KTZU
- Velva, North Dakota; United States;
- Broadcast area: Minot, North Dakota
- Frequency: 94.9 MHz
- Branding: 94.9 The Zoo

Programming
- Format: Classic rock
- Affiliations: United Stations Radio Networks Westwood One

Ownership
- Owner: Programmer's Broadcasting
- Sister stations: KBTO, KWGO

History
- First air date: April 2005
- Call sign meaning: K The Zoo (oo=U)

Technical information
- Licensing authority: FCC
- Facility ID: 162322
- Class: C1
- ERP: 100,000 watts
- HAAT: 156 meters

Links
- Public license information: Public file; LMS;
- Webcast: Listen Live
- Website: 949thezoo.com

= KTZU =

KTZU (94.9 FM, "94.9 The Zoo") is radio station with a classic rock format. Licensed to Velva, North Dakota, it serves the Minot, North Dakota area. KTZU began transmission in April 2005, and broadcasts The Bob and Tom Show during the mornings. Its studios are located at 624 31st Ave. SW in Minot, and the transmitter site is south of town off of Highway 83.
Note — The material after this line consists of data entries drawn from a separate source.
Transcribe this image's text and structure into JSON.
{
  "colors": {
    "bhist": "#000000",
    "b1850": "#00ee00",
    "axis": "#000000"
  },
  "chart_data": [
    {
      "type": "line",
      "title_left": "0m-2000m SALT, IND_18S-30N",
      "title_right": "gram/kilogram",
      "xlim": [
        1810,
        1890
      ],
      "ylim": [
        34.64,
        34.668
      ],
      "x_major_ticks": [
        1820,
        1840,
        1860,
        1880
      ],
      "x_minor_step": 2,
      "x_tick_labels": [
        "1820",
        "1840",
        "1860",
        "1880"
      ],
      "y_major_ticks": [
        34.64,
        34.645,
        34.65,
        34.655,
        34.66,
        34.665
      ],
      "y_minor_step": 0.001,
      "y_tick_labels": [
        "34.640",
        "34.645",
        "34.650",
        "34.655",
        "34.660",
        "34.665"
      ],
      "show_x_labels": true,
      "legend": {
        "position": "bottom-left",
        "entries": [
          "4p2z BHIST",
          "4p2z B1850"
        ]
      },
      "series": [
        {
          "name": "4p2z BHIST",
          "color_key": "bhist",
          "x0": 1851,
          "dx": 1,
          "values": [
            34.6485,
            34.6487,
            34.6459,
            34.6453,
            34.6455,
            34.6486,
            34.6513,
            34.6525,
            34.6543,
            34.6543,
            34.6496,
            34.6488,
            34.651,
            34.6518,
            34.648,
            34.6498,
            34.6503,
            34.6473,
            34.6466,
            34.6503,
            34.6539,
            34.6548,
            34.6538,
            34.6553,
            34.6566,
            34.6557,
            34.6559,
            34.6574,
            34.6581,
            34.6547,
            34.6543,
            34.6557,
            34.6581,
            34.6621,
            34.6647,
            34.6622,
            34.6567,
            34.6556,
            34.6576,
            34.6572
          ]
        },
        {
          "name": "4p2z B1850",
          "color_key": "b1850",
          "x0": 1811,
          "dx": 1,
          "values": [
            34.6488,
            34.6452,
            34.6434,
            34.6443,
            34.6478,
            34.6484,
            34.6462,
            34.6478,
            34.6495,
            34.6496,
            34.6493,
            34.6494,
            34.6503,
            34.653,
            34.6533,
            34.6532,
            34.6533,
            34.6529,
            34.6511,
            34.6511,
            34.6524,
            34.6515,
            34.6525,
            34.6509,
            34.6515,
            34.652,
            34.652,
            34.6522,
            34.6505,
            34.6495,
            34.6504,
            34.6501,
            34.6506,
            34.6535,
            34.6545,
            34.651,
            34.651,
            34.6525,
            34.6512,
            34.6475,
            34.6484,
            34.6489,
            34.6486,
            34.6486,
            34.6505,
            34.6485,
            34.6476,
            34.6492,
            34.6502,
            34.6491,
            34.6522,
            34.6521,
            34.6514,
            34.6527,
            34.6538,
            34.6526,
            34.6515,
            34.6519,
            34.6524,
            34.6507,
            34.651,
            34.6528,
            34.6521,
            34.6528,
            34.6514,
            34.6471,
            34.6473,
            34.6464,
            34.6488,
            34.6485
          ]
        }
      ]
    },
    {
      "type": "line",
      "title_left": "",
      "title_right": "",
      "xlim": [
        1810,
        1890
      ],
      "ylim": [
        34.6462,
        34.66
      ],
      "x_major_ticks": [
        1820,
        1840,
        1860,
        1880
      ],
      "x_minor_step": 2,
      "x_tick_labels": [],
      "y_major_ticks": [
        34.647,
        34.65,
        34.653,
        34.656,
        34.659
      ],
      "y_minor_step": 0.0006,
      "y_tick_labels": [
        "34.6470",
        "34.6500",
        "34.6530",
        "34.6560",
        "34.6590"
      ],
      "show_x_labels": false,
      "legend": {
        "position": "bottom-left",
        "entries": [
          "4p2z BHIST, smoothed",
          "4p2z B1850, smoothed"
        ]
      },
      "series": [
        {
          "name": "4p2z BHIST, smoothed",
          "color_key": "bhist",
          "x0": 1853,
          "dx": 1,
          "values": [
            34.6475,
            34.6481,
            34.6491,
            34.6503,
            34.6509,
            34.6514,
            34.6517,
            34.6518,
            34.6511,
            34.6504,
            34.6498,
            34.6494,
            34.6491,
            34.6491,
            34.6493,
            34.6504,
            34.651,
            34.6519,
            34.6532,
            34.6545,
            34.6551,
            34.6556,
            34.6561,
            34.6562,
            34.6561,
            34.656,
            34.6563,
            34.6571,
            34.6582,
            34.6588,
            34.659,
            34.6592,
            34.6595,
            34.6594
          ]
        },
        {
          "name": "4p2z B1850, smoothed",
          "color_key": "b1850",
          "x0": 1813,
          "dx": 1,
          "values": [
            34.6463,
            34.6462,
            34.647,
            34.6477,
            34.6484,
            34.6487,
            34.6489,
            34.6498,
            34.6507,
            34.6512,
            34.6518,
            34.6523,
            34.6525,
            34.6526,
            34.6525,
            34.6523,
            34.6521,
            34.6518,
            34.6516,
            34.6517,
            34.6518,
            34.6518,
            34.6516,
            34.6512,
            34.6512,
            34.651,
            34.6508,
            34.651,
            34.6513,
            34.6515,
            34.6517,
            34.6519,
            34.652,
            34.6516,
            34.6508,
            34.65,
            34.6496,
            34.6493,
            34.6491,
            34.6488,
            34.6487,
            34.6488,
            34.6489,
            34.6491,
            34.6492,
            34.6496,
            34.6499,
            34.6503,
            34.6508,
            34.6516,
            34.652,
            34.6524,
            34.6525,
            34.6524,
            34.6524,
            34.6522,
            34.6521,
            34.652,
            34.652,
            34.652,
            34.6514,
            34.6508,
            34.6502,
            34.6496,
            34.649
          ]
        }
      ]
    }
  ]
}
KTZU first signed on the air in 1983.

KTZU's owner, Programmer's Broadcasting, also owns KWGO 102.9 (Country) in Burlington and KBTO 101.9 (country) in Bottineau. Programmer's Broadcasting is the only locally owned and operated commercial media company in the Minot area.

Notable public service efforts have included "Are You Tough Enough to Wear Pink?", a 2007 campaign rallying the rodeo and western industry to raise money and awareness for breast cancer treatment and research. The campaign ultimately raised over $26,000 for a new cancer exercise rehabilitation center at the Minot Family YMCA.